The third example concerns use of fluorodeoxyglucose positron emission tomography (FDG PET) as a guide to the decision to perform a breast biopsy on a patient with either a palpable mass or an abnormal mammogram.17 Only patients with a positive PET scan would be referred for biopsy. Table 1 shows the initial ambiguous claim, lacking PICOTS specifications such as the way in which testing would be done. The analytic framework was of limited value as several possible relevant testing strategies were not represented explicitly in an analytic framework. The authors constructed a decision tree (Fig. 5). The testing strategy in the lower portion of the decision tree entails performing biopsy in all patients, while the triage strategy uses a positive PET finding to rule in a biopsy and a negative PET finding to rule out a biopsy. The decision tree illustrates that the key accuracy index is negative predictive value: the proportion of negative PET results that are truly negative.

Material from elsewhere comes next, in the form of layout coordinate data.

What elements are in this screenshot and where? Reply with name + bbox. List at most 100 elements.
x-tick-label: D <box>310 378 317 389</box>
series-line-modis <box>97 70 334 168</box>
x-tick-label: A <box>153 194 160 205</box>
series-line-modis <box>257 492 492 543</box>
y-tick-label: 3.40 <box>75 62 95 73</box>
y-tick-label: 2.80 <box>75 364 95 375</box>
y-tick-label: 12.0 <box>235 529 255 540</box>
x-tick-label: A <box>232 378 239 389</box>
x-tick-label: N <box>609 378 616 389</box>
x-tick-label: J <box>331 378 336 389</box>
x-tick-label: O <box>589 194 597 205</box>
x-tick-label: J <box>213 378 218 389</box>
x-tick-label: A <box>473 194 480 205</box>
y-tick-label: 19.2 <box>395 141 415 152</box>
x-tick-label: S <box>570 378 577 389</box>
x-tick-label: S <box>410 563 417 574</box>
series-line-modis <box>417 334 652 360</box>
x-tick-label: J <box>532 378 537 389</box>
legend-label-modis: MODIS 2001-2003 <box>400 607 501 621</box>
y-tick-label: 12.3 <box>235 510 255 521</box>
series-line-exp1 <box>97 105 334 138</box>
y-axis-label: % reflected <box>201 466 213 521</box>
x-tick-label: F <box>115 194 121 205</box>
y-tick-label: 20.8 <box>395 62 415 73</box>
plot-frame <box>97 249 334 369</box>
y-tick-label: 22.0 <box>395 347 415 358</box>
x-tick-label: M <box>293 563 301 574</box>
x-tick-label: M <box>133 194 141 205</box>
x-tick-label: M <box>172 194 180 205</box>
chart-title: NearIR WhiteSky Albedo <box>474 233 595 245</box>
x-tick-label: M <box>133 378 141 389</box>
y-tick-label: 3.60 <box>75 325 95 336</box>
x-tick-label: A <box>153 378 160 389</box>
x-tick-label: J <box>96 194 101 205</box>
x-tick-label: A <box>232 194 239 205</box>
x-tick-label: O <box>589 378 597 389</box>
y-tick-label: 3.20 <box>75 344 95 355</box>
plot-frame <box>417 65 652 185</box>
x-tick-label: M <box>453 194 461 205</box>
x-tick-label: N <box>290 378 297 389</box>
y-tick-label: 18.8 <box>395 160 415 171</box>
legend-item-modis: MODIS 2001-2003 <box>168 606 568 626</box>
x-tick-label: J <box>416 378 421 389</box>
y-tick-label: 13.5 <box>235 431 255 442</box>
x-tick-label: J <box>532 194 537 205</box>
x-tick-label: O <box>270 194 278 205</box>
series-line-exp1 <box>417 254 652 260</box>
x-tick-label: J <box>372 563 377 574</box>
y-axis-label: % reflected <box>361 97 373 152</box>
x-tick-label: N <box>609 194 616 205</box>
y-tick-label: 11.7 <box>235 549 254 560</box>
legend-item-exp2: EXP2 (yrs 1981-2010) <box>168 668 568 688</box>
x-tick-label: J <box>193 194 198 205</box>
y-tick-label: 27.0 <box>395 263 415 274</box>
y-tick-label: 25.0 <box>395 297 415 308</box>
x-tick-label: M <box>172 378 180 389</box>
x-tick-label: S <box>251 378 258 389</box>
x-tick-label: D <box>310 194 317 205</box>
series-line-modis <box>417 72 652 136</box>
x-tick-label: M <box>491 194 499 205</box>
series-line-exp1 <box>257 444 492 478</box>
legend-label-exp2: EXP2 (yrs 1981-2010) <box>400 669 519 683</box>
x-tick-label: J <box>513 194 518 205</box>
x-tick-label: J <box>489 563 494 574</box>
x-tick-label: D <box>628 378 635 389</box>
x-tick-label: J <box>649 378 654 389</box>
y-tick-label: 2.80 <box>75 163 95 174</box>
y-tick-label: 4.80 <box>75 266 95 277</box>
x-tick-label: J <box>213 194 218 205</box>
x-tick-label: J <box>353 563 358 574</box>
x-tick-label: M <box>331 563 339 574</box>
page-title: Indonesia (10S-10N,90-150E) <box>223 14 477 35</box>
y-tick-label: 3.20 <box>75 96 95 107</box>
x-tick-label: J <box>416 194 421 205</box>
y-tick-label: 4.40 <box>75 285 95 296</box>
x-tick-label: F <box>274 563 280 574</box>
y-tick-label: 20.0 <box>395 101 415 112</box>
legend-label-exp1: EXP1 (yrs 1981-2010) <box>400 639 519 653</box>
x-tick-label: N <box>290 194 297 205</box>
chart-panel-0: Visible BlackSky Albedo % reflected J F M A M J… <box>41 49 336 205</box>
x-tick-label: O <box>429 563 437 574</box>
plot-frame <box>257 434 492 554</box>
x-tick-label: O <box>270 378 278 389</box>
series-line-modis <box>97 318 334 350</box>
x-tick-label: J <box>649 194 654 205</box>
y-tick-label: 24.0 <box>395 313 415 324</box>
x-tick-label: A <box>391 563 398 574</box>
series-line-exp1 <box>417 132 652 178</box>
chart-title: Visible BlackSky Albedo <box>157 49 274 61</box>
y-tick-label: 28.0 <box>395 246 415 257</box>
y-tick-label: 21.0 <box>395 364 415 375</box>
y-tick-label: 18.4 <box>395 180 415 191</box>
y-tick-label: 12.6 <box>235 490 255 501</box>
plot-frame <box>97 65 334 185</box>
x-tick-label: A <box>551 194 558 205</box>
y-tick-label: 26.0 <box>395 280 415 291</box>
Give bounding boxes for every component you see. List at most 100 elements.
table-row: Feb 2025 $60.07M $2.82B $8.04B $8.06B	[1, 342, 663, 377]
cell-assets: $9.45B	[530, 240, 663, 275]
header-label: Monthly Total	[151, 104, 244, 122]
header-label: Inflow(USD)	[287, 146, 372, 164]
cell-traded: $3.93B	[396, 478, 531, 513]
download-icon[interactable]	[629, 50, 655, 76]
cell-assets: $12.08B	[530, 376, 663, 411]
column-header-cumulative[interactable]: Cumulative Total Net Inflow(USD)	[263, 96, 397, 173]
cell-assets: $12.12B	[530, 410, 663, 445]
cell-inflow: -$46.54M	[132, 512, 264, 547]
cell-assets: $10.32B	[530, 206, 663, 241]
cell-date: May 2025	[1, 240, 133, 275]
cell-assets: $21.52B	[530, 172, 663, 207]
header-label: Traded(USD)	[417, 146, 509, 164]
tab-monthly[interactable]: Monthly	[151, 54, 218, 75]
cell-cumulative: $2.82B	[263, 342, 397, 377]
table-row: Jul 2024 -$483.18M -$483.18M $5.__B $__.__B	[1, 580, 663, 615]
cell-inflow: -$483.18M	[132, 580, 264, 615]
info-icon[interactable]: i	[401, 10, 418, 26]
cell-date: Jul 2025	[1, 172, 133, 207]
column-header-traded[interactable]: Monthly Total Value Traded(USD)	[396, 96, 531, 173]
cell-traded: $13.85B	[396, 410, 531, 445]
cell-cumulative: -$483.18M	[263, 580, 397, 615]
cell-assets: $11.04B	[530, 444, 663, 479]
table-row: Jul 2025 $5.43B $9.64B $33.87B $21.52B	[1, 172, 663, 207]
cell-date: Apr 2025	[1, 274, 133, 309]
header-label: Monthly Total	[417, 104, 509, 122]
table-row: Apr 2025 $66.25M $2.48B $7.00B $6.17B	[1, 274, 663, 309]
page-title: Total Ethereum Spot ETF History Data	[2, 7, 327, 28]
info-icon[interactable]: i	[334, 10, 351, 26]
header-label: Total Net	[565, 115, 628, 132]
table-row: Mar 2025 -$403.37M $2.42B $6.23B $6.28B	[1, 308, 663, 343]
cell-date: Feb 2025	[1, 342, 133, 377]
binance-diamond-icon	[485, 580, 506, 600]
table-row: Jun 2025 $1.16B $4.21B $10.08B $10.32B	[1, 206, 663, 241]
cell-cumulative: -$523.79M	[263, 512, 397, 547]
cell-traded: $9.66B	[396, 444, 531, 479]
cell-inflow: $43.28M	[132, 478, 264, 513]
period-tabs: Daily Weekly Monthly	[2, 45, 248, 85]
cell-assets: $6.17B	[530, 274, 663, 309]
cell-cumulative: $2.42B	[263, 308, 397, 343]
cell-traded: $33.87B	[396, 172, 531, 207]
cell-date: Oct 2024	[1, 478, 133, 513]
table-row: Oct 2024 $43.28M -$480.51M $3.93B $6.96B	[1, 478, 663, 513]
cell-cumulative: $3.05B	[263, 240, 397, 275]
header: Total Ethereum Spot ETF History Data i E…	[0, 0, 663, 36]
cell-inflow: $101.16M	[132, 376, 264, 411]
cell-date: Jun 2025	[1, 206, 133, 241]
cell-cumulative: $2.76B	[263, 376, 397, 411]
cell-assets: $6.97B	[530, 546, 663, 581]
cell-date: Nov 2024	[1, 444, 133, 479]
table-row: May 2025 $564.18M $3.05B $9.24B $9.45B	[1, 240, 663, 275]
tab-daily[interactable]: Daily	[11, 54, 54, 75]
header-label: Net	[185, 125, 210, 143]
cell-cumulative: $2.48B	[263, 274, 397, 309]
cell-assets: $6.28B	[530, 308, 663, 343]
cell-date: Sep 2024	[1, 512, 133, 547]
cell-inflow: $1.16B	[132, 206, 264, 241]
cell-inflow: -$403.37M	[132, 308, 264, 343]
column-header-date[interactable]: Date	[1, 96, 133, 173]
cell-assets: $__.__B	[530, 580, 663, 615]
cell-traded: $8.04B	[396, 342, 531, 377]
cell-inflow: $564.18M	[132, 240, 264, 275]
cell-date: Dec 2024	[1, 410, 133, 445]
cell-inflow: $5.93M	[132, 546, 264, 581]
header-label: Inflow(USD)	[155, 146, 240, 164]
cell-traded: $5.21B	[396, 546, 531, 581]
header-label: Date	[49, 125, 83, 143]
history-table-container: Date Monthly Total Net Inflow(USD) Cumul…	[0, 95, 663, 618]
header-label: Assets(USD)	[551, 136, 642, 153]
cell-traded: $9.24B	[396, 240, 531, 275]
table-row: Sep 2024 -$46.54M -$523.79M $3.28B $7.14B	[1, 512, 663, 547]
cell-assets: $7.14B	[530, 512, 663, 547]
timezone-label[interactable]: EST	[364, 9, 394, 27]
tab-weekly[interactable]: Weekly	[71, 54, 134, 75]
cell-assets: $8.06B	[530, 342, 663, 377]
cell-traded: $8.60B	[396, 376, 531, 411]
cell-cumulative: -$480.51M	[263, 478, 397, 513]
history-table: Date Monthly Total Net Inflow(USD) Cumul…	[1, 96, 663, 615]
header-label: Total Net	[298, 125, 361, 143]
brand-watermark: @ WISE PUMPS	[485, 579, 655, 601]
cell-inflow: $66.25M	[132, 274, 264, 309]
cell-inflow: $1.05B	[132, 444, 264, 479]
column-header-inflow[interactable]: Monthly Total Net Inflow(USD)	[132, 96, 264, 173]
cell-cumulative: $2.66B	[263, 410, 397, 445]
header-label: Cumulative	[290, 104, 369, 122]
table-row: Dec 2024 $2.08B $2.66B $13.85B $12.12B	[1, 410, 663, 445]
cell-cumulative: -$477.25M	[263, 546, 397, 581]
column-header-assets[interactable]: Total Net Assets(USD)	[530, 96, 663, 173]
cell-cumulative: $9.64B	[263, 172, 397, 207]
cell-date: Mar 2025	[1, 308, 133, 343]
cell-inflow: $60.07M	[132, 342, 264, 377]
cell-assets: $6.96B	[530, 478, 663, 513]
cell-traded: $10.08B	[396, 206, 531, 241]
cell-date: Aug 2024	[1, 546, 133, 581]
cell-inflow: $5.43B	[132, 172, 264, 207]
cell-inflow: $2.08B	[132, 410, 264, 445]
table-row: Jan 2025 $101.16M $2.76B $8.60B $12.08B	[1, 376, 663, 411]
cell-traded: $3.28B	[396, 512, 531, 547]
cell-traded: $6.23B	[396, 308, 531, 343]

The tree also reveals that the key contrast in outcomes involves any harms of delaying treatment for undetected cancer when PET is falsely negative versus the benefits of safely avoiding adverse effects of the biopsy when PET is truly negative. The authors concluded that there is no net beneficial impact on outcomes when PET is used as a triage test to select patients for biopsy among those with a palpable breast mass or suspicious mammogram. Thus, estimates of negative predictive values suggest that there is an unfavorable trade-off between avoiding the adverse effects of biopsy and delaying treatment of an undetected cancer.
This case illustrates when a more formal decision analysis may be useful, specifically when new test has higher sensitivity but lower specificity than the old test, or vice versa. Such a situation entails tradeoffs in relative frequencies of true positives, false negatives, false positives, and true negatives, which decision analysis may help to quantify.